A note on concurrent graph sharing games

TL;DR

This paper analyzes a concurrent graph sharing game where two players select vertices with the goal of securing a minimum total weight, establishing optimal guarantees for different graph types.

Contribution

It proves that the first player can guarantee a minimum weight of 1/3 on any graph and 1/2 on trees, providing tight bounds for these scenarios.

Findings

First player can guarantee at least 1/3 weight on any connected graph.

On trees, the first player can guarantee at least 1/2 weight.

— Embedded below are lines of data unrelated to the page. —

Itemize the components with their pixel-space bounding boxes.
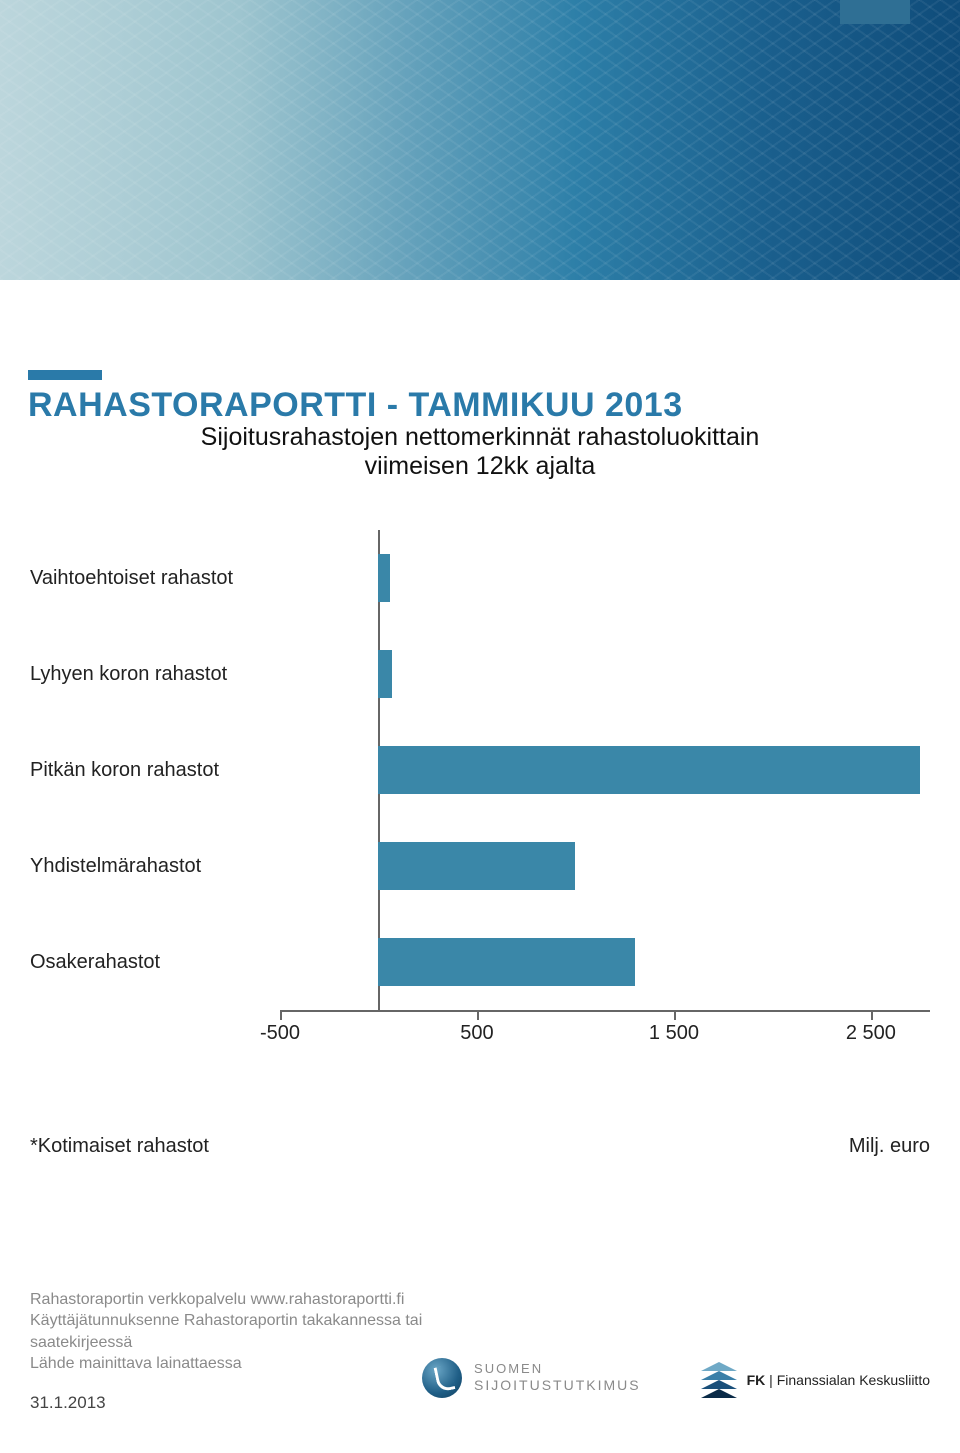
plot-cell [280, 530, 930, 626]
category-label: Pitkän koron rahastot [30, 759, 280, 782]
sst-line2: SIJOITUSTUTKIMUS [474, 1377, 641, 1393]
chart-row: Osakerahastot [30, 914, 930, 1010]
subtitle: Sijoitusrahastojen nettomerkinnät rahast… [0, 423, 960, 481]
chart-row: Vaihtoehtoiset rahastot [30, 530, 930, 626]
sst-line1: SUOMEN [474, 1362, 641, 1377]
chart-row: Yhdistelmärahastot [30, 818, 930, 914]
plot-cell [280, 818, 930, 914]
logo-fk: FK | Finanssialan Keskusliitto [701, 1362, 930, 1398]
category-label: Lyhyen koron rahastot [30, 663, 280, 686]
fk-sep: | [769, 1372, 777, 1388]
plot-cell [280, 722, 930, 818]
axis-tick-label: -500 [260, 1022, 300, 1045]
axis-tick [871, 1010, 873, 1020]
axis-tick [280, 1010, 282, 1020]
axis-tick-label: 500 [460, 1022, 493, 1045]
bar [378, 938, 634, 986]
bar [378, 842, 575, 890]
fk-triangle-icon [701, 1362, 737, 1398]
bar [378, 554, 390, 602]
axis-tick [674, 1010, 676, 1020]
page-title: RAHASTORAPORTTI - TAMMIKUU 2013 [28, 386, 683, 425]
bar [378, 650, 392, 698]
axis-tick [477, 1010, 479, 1020]
sst-mark-icon [422, 1358, 462, 1398]
bar [378, 746, 920, 794]
category-label: Vaihtoehtoiset rahastot [30, 567, 280, 590]
corner-accent [840, 0, 910, 24]
subtitle-line1: Sijoitusrahastojen nettomerkinnät rahast… [201, 423, 760, 451]
footnote-left: *Kotimaiset rahastot [30, 1135, 209, 1158]
title-block: RAHASTORAPORTTI - TAMMIKUU 2013 [28, 370, 683, 425]
category-label: Osakerahastot [30, 951, 280, 974]
footer-line: Rahastoraportin verkkopalvelu www.rahast… [30, 1289, 930, 1311]
footnote-right: Milj. euro [849, 1135, 930, 1158]
decorative-banner [0, 0, 960, 280]
plot-cell [280, 626, 930, 722]
subtitle-line2: viimeisen 12kk ajalta [0, 452, 960, 481]
x-axis-ticks: -5005001 5002 500 [280, 1010, 930, 1050]
plot-cell [280, 914, 930, 1010]
title-accent-bar [28, 370, 102, 380]
fk-prefix: FK [747, 1372, 766, 1388]
footer-line: saatekirjeessä [30, 1332, 930, 1354]
footer-line: Käyttäjätunnuksenne Rahastoraportin taka… [30, 1310, 930, 1332]
logo-sijoitustutkimus: SUOMEN SIJOITUSTUTKIMUS [422, 1358, 641, 1398]
category-label: Yhdistelmärahastot [30, 855, 280, 878]
bar-chart: Vaihtoehtoiset rahastot Lyhyen koron raha… [30, 530, 930, 1130]
axis-tick-label: 1 500 [649, 1022, 699, 1045]
chart-footnotes: *Kotimaiset rahastot Milj. euro [30, 1135, 930, 1158]
fk-rest: Finanssialan Keskusliitto [777, 1372, 930, 1388]
chart-row: Pitkän koron rahastot [30, 722, 930, 818]
chart-row: Lyhyen koron rahastot [30, 626, 930, 722]
logo-row: SUOMEN SIJOITUSTUTKIMUS FK | Finanssiala… [422, 1358, 930, 1398]
axis-tick-label: 2 500 [846, 1022, 896, 1045]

These bounds are tight, as shown by examples with cycles and trees.

Abstract

In the concurrent graph sharing game, two players, called First and Second, share the vertices of a connected graph with positive vertex-weights summing up to $1$ as follows. The game begins with First taking any vertex. In each proceeding round, the player with the smaller sum of collected weights so far chooses a non-taken vertex adjacent to a vertex which has been taken, i.e., the set of all taken vertices remains connected and one new vertex is taken in every round. (It is assumed that no two subsets of vertices have the same sum of weights.) One can imagine the players consume their taken vertex over a time proportional to its weight, before choosing a next vertex. In this note we show that First has a strategy to guarantee vertices of weight at least $1/3$ regardless of the graph and how it is weighted. This is best-possible already when the graph is a cycle. Moreover, if the graph is a tree First can guarantee vertices of weight at least $1/2$, which is clearly best-possible.